UXARRAY / uxarray

Xarray extension for unstructured climate and global weather data analysis and visualization.
https://uxarray.readthedocs.io/
Apache License 2.0
148 stars 31 forks source link

Fix CI Failures #731

Closed philipc2 closed 5 months ago

philipc2 commented 5 months ago

Closes #723

Overview

philipc2 commented 5 months ago

An actual solution, if possible, rather than pinning would be ideal. Let me know if you explored anything that might be related to the actual issue; I am happy to look into this a bit.

I can continue to do some digging into it, the failure is as follows:

../../../miniconda3/envs/uxarray_build/lib/python3.10/site-packages/datashader/data_libraries/dask.py:147: AssertionError

It appears to be something with Datashader and Dask.
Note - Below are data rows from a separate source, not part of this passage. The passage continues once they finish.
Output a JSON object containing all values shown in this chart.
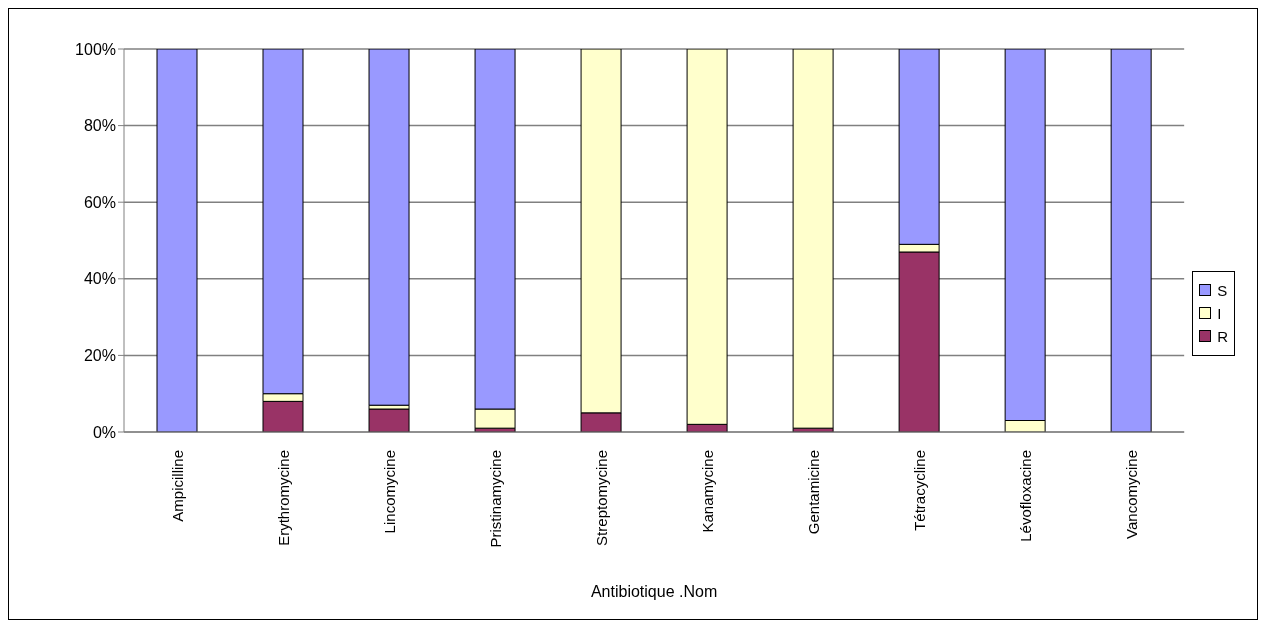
{
  "chart_data": {
    "type": "bar",
    "stacked": true,
    "xlabel": "Antibiotique .Nom",
    "categories": [
      "Ampicilline",
      "Erythromycine",
      "Lincomycine",
      "Pristinamycine",
      "Streptomycine",
      "Kanamycine",
      "Gentamicine",
      "Tétracycline",
      "Lévofloxacine",
      "Vancomycine"
    ],
    "series": [
      {
        "name": "R",
        "color": "#993366",
        "values": [
          0,
          8,
          6,
          1,
          5,
          2,
          1,
          47,
          0,
          0
        ]
      },
      {
        "name": "I",
        "color": "#ffffcc",
        "values": [
          0,
          2,
          1,
          5,
          95,
          98,
          99,
          2,
          3,
          0
        ]
      },
      {
        "name": "S",
        "color": "#9999ff",
        "values": [
          100,
          90,
          93,
          94,
          0,
          0,
          0,
          51,
          97,
          100
        ]
      }
    ],
    "ylim": [
      0,
      100
    ],
    "yticks": [
      {
        "value": 0,
        "label": "0%"
      },
      {
        "value": 20,
        "label": "20%"
      },
      {
        "value": 40,
        "label": "40%"
      },
      {
        "value": 60,
        "label": "60%"
      },
      {
        "value": 80,
        "label": "80%"
      },
      {
        "value": 100,
        "label": "100%"
      }
    ],
    "grid": "y",
    "legend": "right"
  }
}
I'll continue looking into it and try to reproduce it locally.

philipc2 commented 5 months ago

This seems to be because of the user of dask-expr in the recent release for Dataframes, which breaks something with the way that we are caching (and honestly, we should investigate better ways to "cache" as opposed to just keeping a reference in the grid) https://docs.dask.org/en/stable/changelog.html#v2024-3-0

Considering how quick point rasterization is, I don't think we need to cache, so I've removed it and cleaned up the point raster.

image

Any thoughts? I can raise an issue to investigate the proper way to "cache" dask data frames for subsequent runs, which will be relevant to our other viz methods too.

philipc2 commented 5 months ago

Thanks for this! However, changes in this PR seem to be beyond this PR's scope, or it is hard to understand all those changes were necessary for the Dask issue and if they are not changing the code flow significantly. Please clarify

Thanks for the review! I'll add some comments describing the sections of the code. However, these aren't new. The changes made here are, for the time being, remove our "caching" approach for the point rasters. When we use a cached dataframe, attempting to swap the data variable for the points leads to the Dask error that we were getting.

The difference in performance with or without using caching is comparable as seen in the Viz cookbook,.

Additionally, there are probably better ways for caching compared to the way we were doing it, which worked fine for standard arrays, but not so much for Dask.

Let me know what you think, I submitted an issue (#739) that will describe this in detail.